Thursday, July 22, 2010

Close Call

On Tuesday, we decided to visit the zoo with my grandmother and uncle. My uncle hadn't been in a long time, and my grandma hadn't seen the new baby elephant, Zuri. Since our membership doesn't expire til the end of the month, we thought it would be a great time.

K had her 12 year old well visit and immunizations, so we decided we'd all meet at the zoo, and then my grandma and uncle would watch the younger three while K and I dashed off for the doctor.

Things went well at the doctor, though we now know officially that K is exactly the same height as me. The nurse measured her barefoot, and she was 62" tall. Just to double check, we had her measure me as well. Exact same height. I am sure that K will be taller than me by the time school starts.

When we got back, we found everyone at the bird show, waiting for it to start. I noticed that Z was extra loving, and very cuddly, and my grandmother seemed shaken.

Apparently, while they were looking at the elephants, Z managed to wander off and get lost. Considering how small and quick he is, I'm not at all surprised. Losing a child in a public place is every parent's worst nightmare, and the sad thing is, I'm sure it's happened to every parent. My grandmother looked frantically for him, and had M running all over trying to find him, with no luck. After a couple minutes, they alerted a zoo employee, who got on a radio to alert the other employees.
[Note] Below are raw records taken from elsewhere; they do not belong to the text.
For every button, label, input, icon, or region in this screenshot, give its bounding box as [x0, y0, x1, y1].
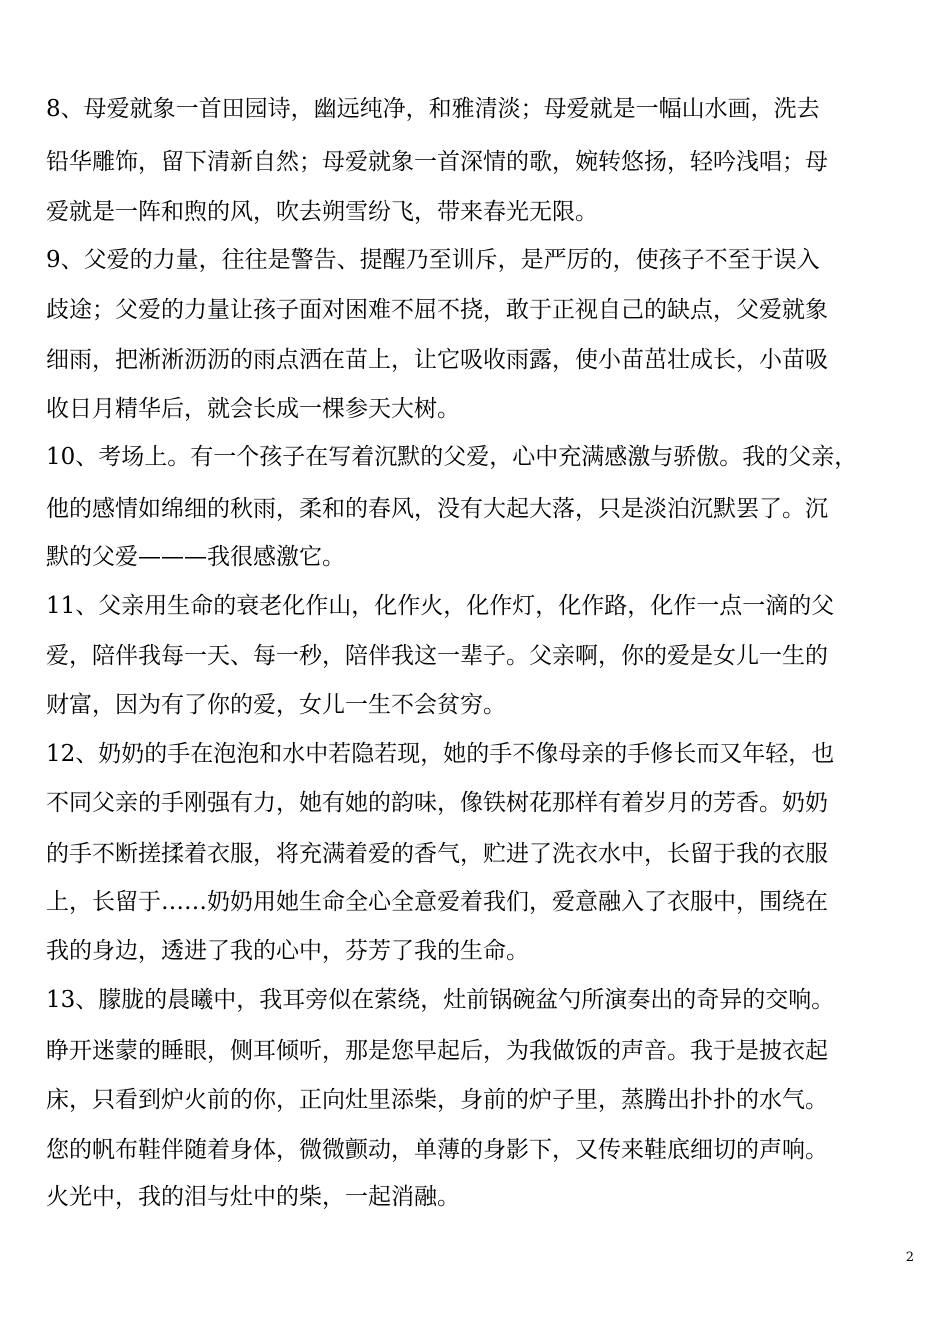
text-line: 歧途；父爱的力量让孩子面对困难不屈不挠，敢于正视自己的缺点，父爱就象 [46, 297, 828, 323]
text-line: 我的身边，透进了我的心中，芬芳了我的生命。 [46, 938, 529, 964]
text-line: 爱就是一阵和煦的风，吹去朔雪纷飞，带来春光无限。 [46, 199, 598, 225]
text-line: 13、朦胧的晨曦中，我耳旁似在萦绕，灶前锅碗盆勺所演奏出的奇异的交响。 [46, 987, 835, 1013]
text-line: 不同父亲的手刚强有力，她有她的韵味，像铁树花那样有着岁月的芳香。奶奶 [46, 790, 828, 816]
text-line: 火光中，我的泪与灶中的柴，一起消融。 [46, 1184, 460, 1210]
text-line: 收日月精华后，就会长成一棵参天大树。 [46, 396, 460, 422]
text-line: 的手不断搓揉着衣服，将充满着爱的香气，贮进了洗衣水中，长留于我的衣服 [46, 841, 828, 867]
text-line: 床，只看到炉火前的你，正向灶里添柴，身前的炉子里，蒸腾出扑扑的水气。 [46, 1087, 828, 1113]
text-line: 10、考场上。有一个孩子在写着沉默的父爱，心中充满感激与骄傲。我的父亲， [46, 444, 858, 470]
text-line: 铅华雕饰，留下清新自然；母爱就象一首深情的歌，婉转悠扬，轻吟浅唱；母 [46, 149, 828, 175]
text-line: 上，长留于……奶奶用她生命全心全意爱着我们，爱意融入了衣服中，围绕在 [46, 889, 828, 915]
text-line: 9、父爱的力量，往往是警告、提醒乃至训斥，是严厉的，使孩子不至于误入 [46, 247, 820, 273]
text-line: 11、父亲用生命的衰老化作山，化作火，化作灯，化作路，化作一点一滴的父 [46, 593, 835, 619]
text-line: 您的帆布鞋伴随着身体，微微颤动，单薄的身影下，又传来鞋底细切的声响。 [46, 1137, 828, 1163]
text-line: 财富，因为有了你的爱，女儿一生不会贫穷。 [46, 692, 506, 718]
text-line: 默的父爱———我很感激它。 [46, 544, 345, 570]
text-line: 他的感情如绵细的秋雨，柔和的春风，没有大起大落，只是淡泊沉默罢了。沉 [46, 496, 828, 522]
text-line: 爱，陪伴我每一天、每一秒，陪伴我这一辈子。父亲啊，你的爱是女儿一生的 [46, 643, 828, 669]
page-number: 2 [905, 1250, 914, 1265]
text-line: 细雨，把淅淅沥沥的雨点洒在苗上，让它吸收雨露，使小苗茁壮成长，小苗吸 [46, 347, 828, 373]
text-line: 睁开迷蒙的睡眼，侧耳倾听，那是您早起后，为我做饭的声音。我于是披衣起 [46, 1038, 828, 1064]
text-line: 12、奶奶的手在泡泡和水中若隐若现，她的手不像母亲的手修长而又年轻，也 [46, 741, 835, 767]
text-line: 8、母爱就象一首田园诗，幽远纯净，和雅清淡；母爱就是一幅山水画，洗去 [46, 96, 820, 122]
Thankfully, another employee had already spotted Z, and had put him on his golf cart and had been driving him back to the offices so they could stick him wherever they put lost children. When my grandma got to him, he was his usual, stoic self, not crying or anything. He reported that he got to go for a ride with Lee (apparently the employee had introduced himself).

I consider the fact that all ended well (except I suspect my grandmother is deeply traumatized by the whole thing) to be a minor miracle. I know that 99.9% of the time when a kid gets lost, it ends this same way, but that doesn't make it feel any less miraculous when it happens. Everyday miracle, perhaps?

I feel bad that my grandma had to go through all that. I know that horrible feeling when you do a head count and come up short. I suspect it's even worse when you've been entrusted to care for said missing child. I know that she is a great caregiver, and trust her implicitly with my kids. Kids are just slippery little suckers, and easily get away. I'm hoping that the whole thing spooked Z a bit, and he'll be more careful to stay with the group from here on out.